In aggadah, he sometimes reported the sayings of others, but more often he was original. Thus, to explain the juxtaposition of the laws of sacrifice and priestly vestments, he argues that the priestly vestments were to provide atonement just as the sacrifices do. He represents the miter as atoning for haughtiness, and cites R. Chanina as saying, "That which rests highest on the priest atones for one's considering himself high"; and similarly with the rest of the priestly garments.

Referring to God's appearance in the burning bush he remarks, "The Holy One—blessed be He!—said to Moses, 'When I will it, one of my angels stretches forth his hand from heaven and reaches to the ground,' as Scripture says, 'He put forth the form of a hand, and took me by a lock of my head'; and when it so pleases me, I make three angels sit under one tree; when I choose, my glory fills the universe, as it is written, 'Do I not fill heaven and earth? says the Lord'; and when I so willed, I spoke to Job in a whirlwind, as it is said "The Lord answered Job out of the whirlwind"".

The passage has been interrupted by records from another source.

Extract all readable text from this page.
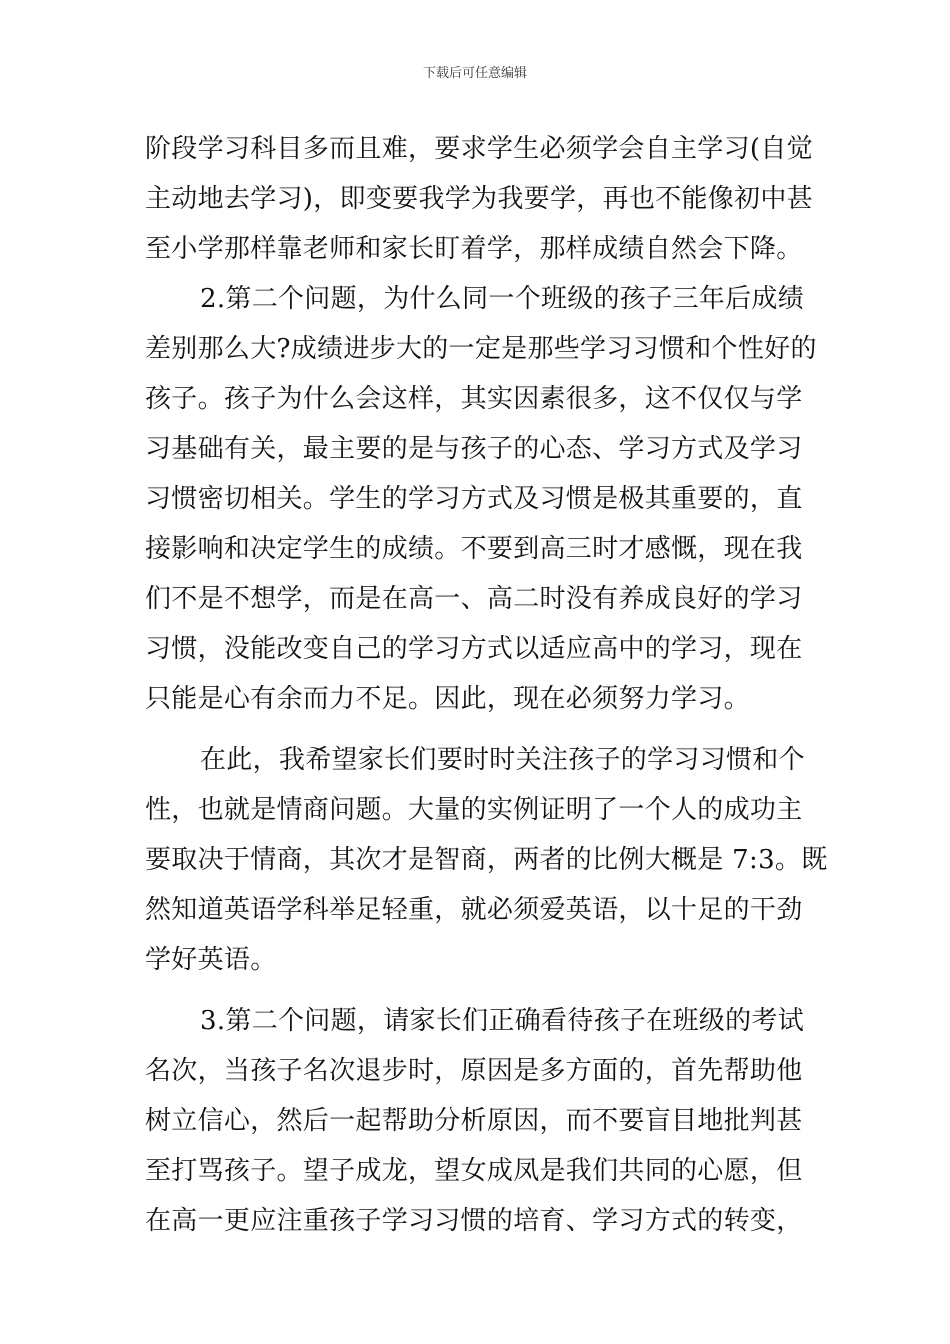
下载后可任意编辑
阶段学习科目多而且难，要求学生必须学会自主学习(自觉
主动地去学习)，即变要我学为我要学，再也不能像初中甚
至小学那样靠老师和家长盯着学，那样成绩自然会下降。
2.第二个问题，为什么同一个班级的孩子三年后成绩
差别那么大?成绩进步大的一定是那些学习习惯和个性好的
孩子。孩子为什么会这样，其实因素很多，这不仅仅与学
习基础有关，最主要的是与孩子的心态、学习方式及学习
习惯密切相关。学生的学习方式及习惯是极其重要的，直
接影响和决定学生的成绩。不要到高三时才感慨，现在我
们不是不想学，而是在高一、高二时没有养成良好的学习
习惯，没能改变自己的学习方式以适应高中的学习，现在
只能是心有余而力不足。因此，现在必须努力学习。
在此，我希望家长们要时时关注孩子的学习习惯和个
性，也就是情商问题。大量的实例证明了一个人的成功主
要取决于情商，其次才是智商，两者的比例大概是 7:3。既
然知道英语学科举足轻重，就必须爱英语，以十足的干劲
学好英语。
3.第二个问题，请家长们正确看待孩子在班级的考试
名次，当孩子名次退步时，原因是多方面的，首先帮助他
树立信心，然后一起帮助分析原因，而不要盲目地批判甚
至打骂孩子。望子成龙，望女成凤是我们共同的心愿，但
在高一更应注重孩子学习习惯的培育、学习方式的转变，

The same idea, though in different form, is found elsewhere in the name of R. Chanina b. Issi (Sissi). As the name of the subject of this article is sometimes written 'Inani and also 'Inyani—which forms are dialectic variations of Chanina, though with the initial aleph instead of ayin—the circumstance probably suggested the identity of the two names. But this identification meets with insuperable chronological difficulties, Chanina b. Sissi being a contemporary of Johanan, while 'Anani was younger even than Johanan's pupils.

Isaac Reichlin aptly suggests that Anani's real name was Ananiel, as it is still preserved in Exodus Rabbah 3:7, and that its apocopated form was adopted to avoid the mention of the name "El" (God) in common speech.